Marination of a Cook

by

Ginger Hanson

For those of you who think eloping to Ozark doesn't mean commitment, my husband and I will be celebrating our twenty-eighth anniversary tomorrow. Now you might wonder why we eloped to Ozark when we lived in Enterprise. It seemed a little crazy to me, too, but in those days, the Justices of the Peace for Dale and Coffee counties alternated the days they were available to perform marriage ceremonies. We just happened to pick the off night for Coffee County which meant a trip to Ozark.

Don't think our marriage was a spur of the moment decision. We'd had a lot of serious conversations about marriage. One of which centered around food. When my husband-to-be interrupted our discussion of the future to ask me if I could cook, I dodged the question. Rather than answer directly, I told him I could read. I also reminded him I'd taken home economics in high school.
Why clutter the discussion of our future happiness with any fine points? Why mention that it was my sewing talents, not my cooking skills that had saved me in home ec? Why describe the disastrous results of my forays into the kitchen? Hadn't my group partners eaten the unjelled tuna casserole and sugarless sugar cookies without complaint?
Having soothed Bob's fears–he couldn't cook and feared starvation after twenty-one years of his mother's cooking–we marched down the aisle.

Eventually, I had to march into the kitchen. Now you need to understand that I didn't have any real role model for the art of cooking. My mother did it because it was some kind of female requirement, not because she found any real joy in it. Although, I think she liked cooking chocolate cakes because I remember a lot of them.

Looking back, I realize now that my family spent an disproportionate amount of the family's income on food. My father was a child of the Great Depression and though it's hard to separate fact from fiction, I don't think they ate "high on the hog" when he was young. He loved steak and usually grilled us several for a weekend treat. Baked potatoes, roasted that an hour in foil on the charcoals would accompany his favorite side dish of Caesar salad topped with his own cheesy dressing that never tasted the same twice. He also made a great pizza and even tried distilling his own beer when he found out Coffee County was dry.

All of which meant I wasn't too familiar with any section of the meat counter except the one that held steak. That's why Bob and I ate steak every night: Porterhouse, T-bone, bottom round, sirloin, or chuck. They all cooked easily on the broiler, a technique I mastered the first week of marriage. I even developed little household tricks, like lining the pan to cut down on the mess. I was making real progress.

One day my husband asked me if I could cook something different, such as spaghetti. I was crushed. The honeymoon was over. He wanted me in the kitchen cooking delectable meals instead of in the bedroom looking delectable. After meditating for an hour in the locked bedroom, I decided he'd made a reasonable request. While he slept on the couch that night, I read my cookbook and chose a menu for the great experiment.

At long last, our first non-steak meal was ready. Smiling with culinary anticipation, my husband loaded his plate with pork chops. Plunging his knife into the browned chop, he almost broke his arm when the knife hit the bricklike meat.

All right, I overcooked the chops. But that measly forty minutes didn't seen long enough when faced by trichinosis. Have you seen what those little worms can do to a brain? I have, courtesy of my high school biology teacher. That lesson stuck better than the cooking lessons.

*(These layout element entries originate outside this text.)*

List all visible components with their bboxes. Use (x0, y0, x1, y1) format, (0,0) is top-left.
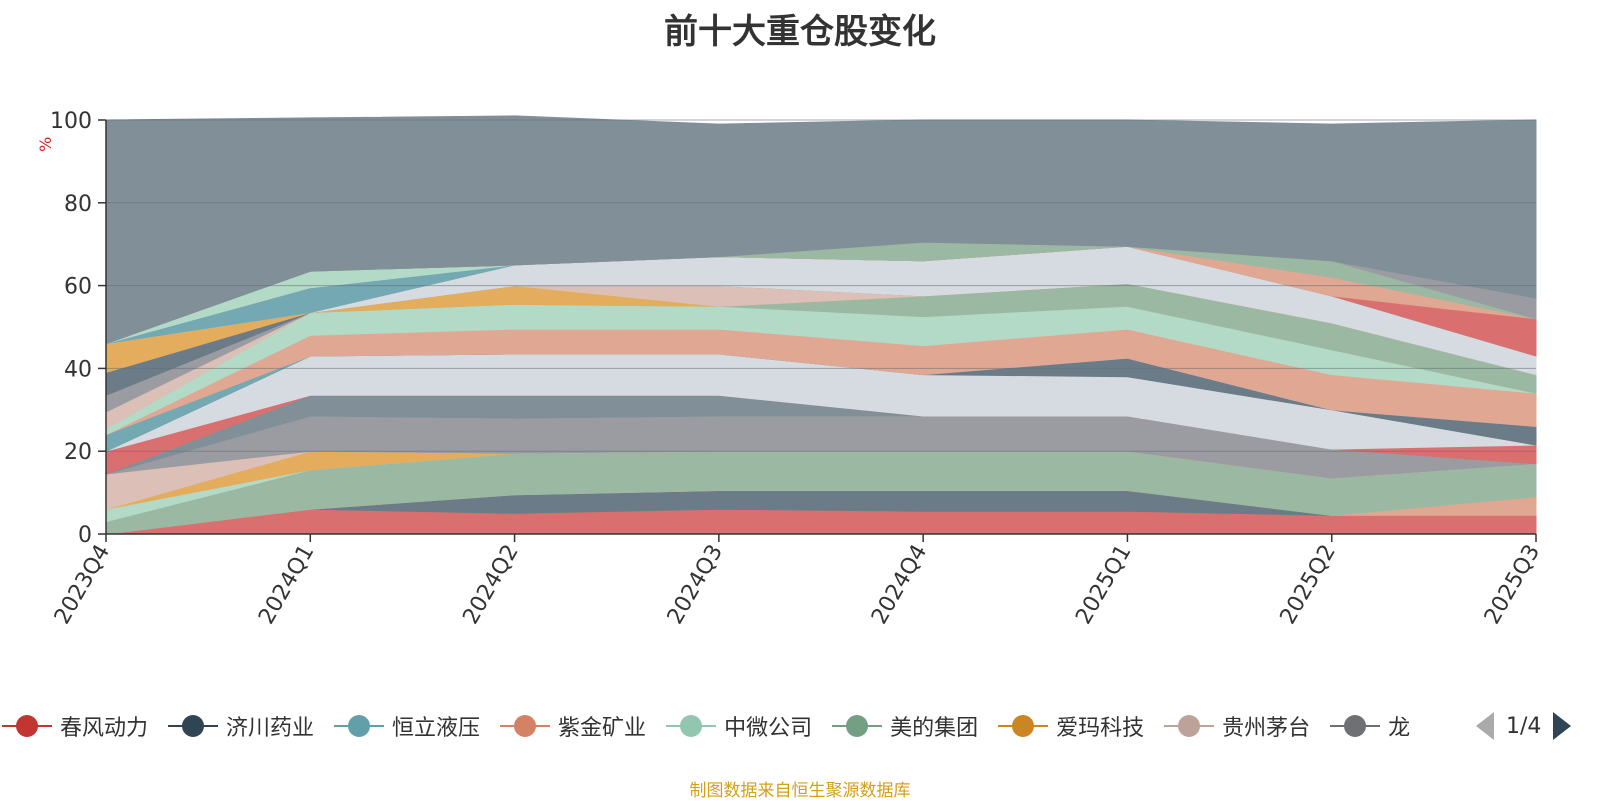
x-tick-label: 2023Q4 (50, 541, 115, 629)
chart-title: 前十大重仓股变化 (664, 12, 936, 52)
legend-next-icon[interactable] (1553, 712, 1572, 740)
legend-label: 恒立液压 (392, 716, 481, 741)
y-tick-label: 80 (64, 192, 92, 217)
legend-label: 春风动力 (60, 716, 149, 741)
legend-label: 中微公司 (724, 716, 813, 741)
legend-label: 紫金矿业 (558, 716, 647, 741)
legend-marker-icon (1328, 713, 1382, 739)
legend-marker-icon (1162, 713, 1216, 739)
legend: 春风动力 济川药业 恒立液压 紫金矿业 中微公司 美的集团 爱玛科技 贵州茅台 龙 (0, 706, 1600, 746)
y-tick-label: 20 (64, 440, 92, 465)
gridlines (106, 119, 1536, 452)
data-source-note: 制图数据来自恒生聚源数据库 (689, 781, 911, 801)
x-tick-label: 2025Q3 (1480, 541, 1545, 629)
legend-item[interactable]: 爱玛科技 (996, 706, 1162, 746)
legend-label: 济川药业 (226, 716, 315, 741)
y-tick-label: 0 (78, 523, 92, 548)
plot-areas (105, 115, 1537, 535)
legend-marker-icon (830, 713, 884, 739)
legend-label: 贵州茅台 (1222, 716, 1311, 741)
area-series-29[interactable] (105, 115, 1537, 345)
x-tick-label: 2024Q1 (254, 541, 319, 629)
legend-label: 龙 (1388, 716, 1411, 741)
x-tick-label: 2024Q3 (663, 541, 728, 629)
y-axis-unit-label: % (36, 136, 55, 152)
legend-marker-icon (664, 713, 718, 739)
legend-item[interactable]: 贵州茅台 (1162, 706, 1328, 746)
legend-item[interactable]: 美的集团 (830, 706, 996, 746)
legend-item[interactable]: 济川药业 (166, 706, 332, 746)
x-tick-label: 2025Q2 (1276, 541, 1341, 629)
legend-item[interactable]: 龙 (1328, 706, 1428, 746)
x-tick-label: 2024Q2 (458, 541, 523, 629)
legend-item[interactable]: 春风动力 (0, 706, 166, 746)
legend-label: 美的集团 (890, 716, 979, 741)
legend-item[interactable]: 中微公司 (664, 706, 830, 746)
x-tick-label: 2025Q1 (1071, 541, 1136, 629)
legend-item[interactable]: 恒立液压 (332, 706, 498, 746)
legend-pager: 1/4 (1470, 706, 1600, 746)
legend-prev-icon[interactable] (1476, 712, 1494, 740)
legend-marker-icon (332, 713, 386, 739)
legend-marker-icon (996, 713, 1050, 739)
legend-marker-icon (166, 713, 220, 739)
legend-page-indicator: 1/4 (1506, 713, 1542, 739)
legend-items: 春风动力 济川药业 恒立液压 紫金矿业 中微公司 美的集团 爱玛科技 贵州茅台 龙 (0, 706, 1470, 746)
legend-label: 爱玛科技 (1056, 716, 1145, 741)
y-tick-label: 100 (50, 109, 92, 134)
x-tick-label: 2024Q4 (867, 541, 932, 629)
y-tick-label: 60 (64, 275, 92, 300)
legend-item[interactable]: 紫金矿业 (498, 706, 664, 746)
legend-marker-icon (0, 713, 54, 739)
legend-marker-icon (498, 713, 552, 739)
y-tick-label: 40 (64, 357, 92, 382)
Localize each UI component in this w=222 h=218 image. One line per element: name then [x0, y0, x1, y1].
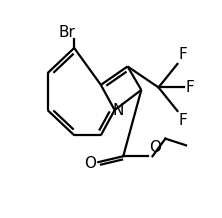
Text: F: F: [178, 113, 187, 128]
Text: Br: Br: [59, 25, 76, 39]
Text: F: F: [185, 80, 194, 95]
Text: O: O: [149, 140, 161, 155]
Text: F: F: [178, 47, 187, 62]
Text: O: O: [84, 156, 96, 171]
Text: N: N: [113, 103, 124, 118]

With this failure under my belt, the gauntlet was thrown. I was going to learn how to cook.
Armed with an even bigger cookbook, I began my campaign. On the road to success, I discovered spices–they were constantly mentioned in the recipes so I figured I better get to know them. To my amazement, these handy little jars gave ordinary foods an exotic flavor.

Not more than four feet from the spices, I found the packaged mix display. There in one packet were all the necessary spices in the required quantities to create the pictured meal. Whole new worlds of cooking opened before my dazzled eyes.

Fast on the heels of spices and mixes came the discovery of marinades. I especially enjoyed the ones that used wine. A cup of wine for the marinade and a glass of wine for the marinadee. It was such a tipsy experience I had to limit myself to one marinade a day.

My husband had his cook.

It's been twenty-eight years or 10,000+ meals. Pork chops to chicken chow mein to Thanksgiving turkey, anyway you look at it, that's a lot of cooking. Obviously, I've come a long way from that early conversation about my cooking skills. In fact, I've come so far in the food preparation category that I'm a vegetarian now. I like to look on the bright side: we just drink the wine now and don't waste any on the marinade.